Understanding and Working With Flashbacks, Part One
Simple Tools to Keep Clients Present
Posted June 24, 2015

Since June is Post-Traumatic Stress Disorder Awareness Month it seems relevant to focus on the common but debilitating symptom of flashbacks that so often accompanies a PTSD diagnosis. Flashbacks can be terrifying for clients because they often occur without conscious warning, despite the fact that they are always the result of “triggering” that occurs by either an internal or external experience. These can be sensory-based experiences that manifest through smells, sounds, tastes, textures, or images that are subjectively perceived to be threatening because they are reminders of similar past events that were trauma-based. Common examples include the smell of cologne, alcohol, or cigarettes that are associated with one’s perpetrator, or a car backfiring in a way that is reminiscent of gunfire on the battlefield. Triggers can also occur in response to an inter-personal dynamic such as verbalizations or non-verbal cues that communicate disdain, disapproval, aggression, or threat. Additionally, trauma survivors can be triggered by environmental cues that are reminiscent of places where they were disempowered or abused.
It’s important to normalize that when clients get triggered and either objectively or subjectively believe they are unsafe, the reasoning part of their brains that handle cause and effect thinking, analysis, and insight goes off-line. Instead, triggers put clients in the more primitive parts of their brains where survival through fight, flight or freeze become the top priority. The re-experiencing of a prior threat through a flashback is also happening in the more primitive parts of their brains, so it is impossible for them to have the insight that can discern the past from the present. For clients in flashback, the past tense terror and helplessness feel present-moment real. Helping these clients regain a sense of empowerment and control by re-grounding them and showing them how to work with flashback experiences is a critical part of the healing process. Consider incorporating some of these simple strategies as first steps towards managing flashbacks:
- Encourage the client to identify the experience as either a visual, somatic, cognitive, or emotional flashback depending upon how it manifests for them (a past memory they see, a body sensation, a thought, or a frozen in time feeling.) Noticing and naming an experience is a way to bring the reasoning and insight-oriented part of the brain (pre-frontal cortex) back on-line.
- Have the client stand up and move to counteract the freeze response and help them re-claim a sense of control over their body.

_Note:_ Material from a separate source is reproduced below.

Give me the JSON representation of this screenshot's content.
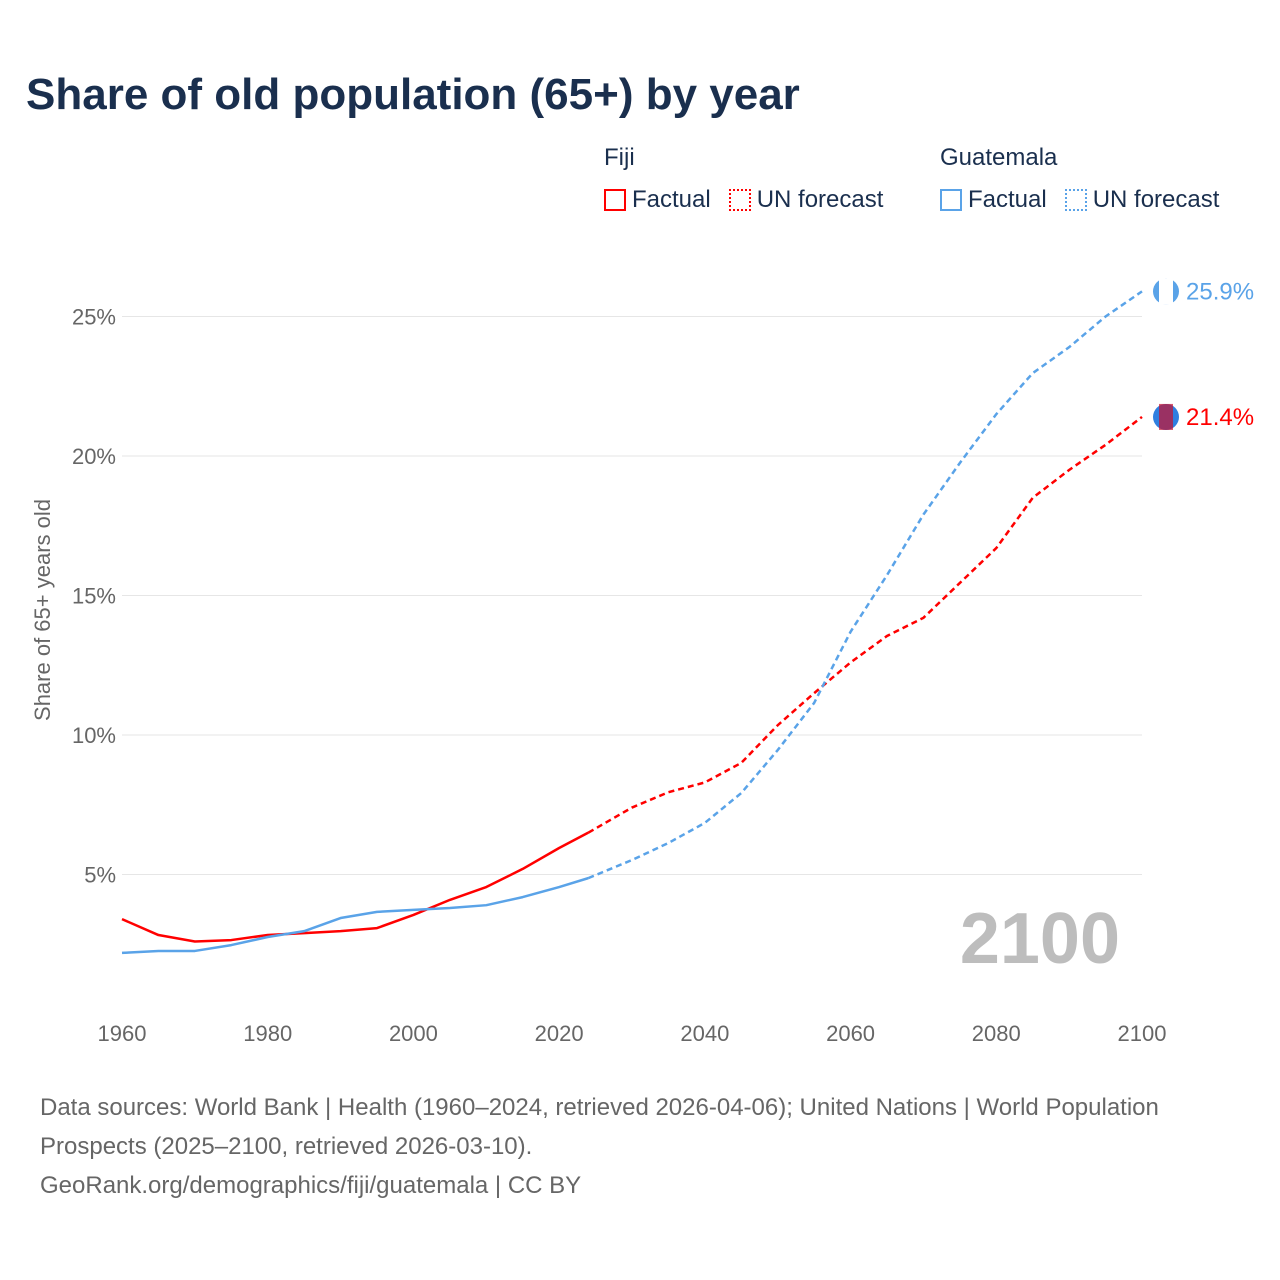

- Have the client hold something ice cold or very warm then describe the sensations to help bring them back into their bodies and assist in the re-grounding process.
- Incorporate aromatherapy by using oils, votive candles, hand lotion and tea bags that offer calming scents and have a pleasant, present day association.
- Have the client breath into images that represent present day safety or a safe place and have them store the resource on their cellphones for easy access.
- Have the client listen to music that is soothing and connects to a positive, present tense memory.
- Have the client say, out loud, things they see, hear, and feel in their current surrounding to re-activate the pre-frontal cortex and provide a reality check for their actual present tense experiences.
It makes sense to practice these strategies with clients when they are not in the throes of a flashback, so they can fully take in the instructions, have some success with them, and provide feedback about the ones they like and find helpful.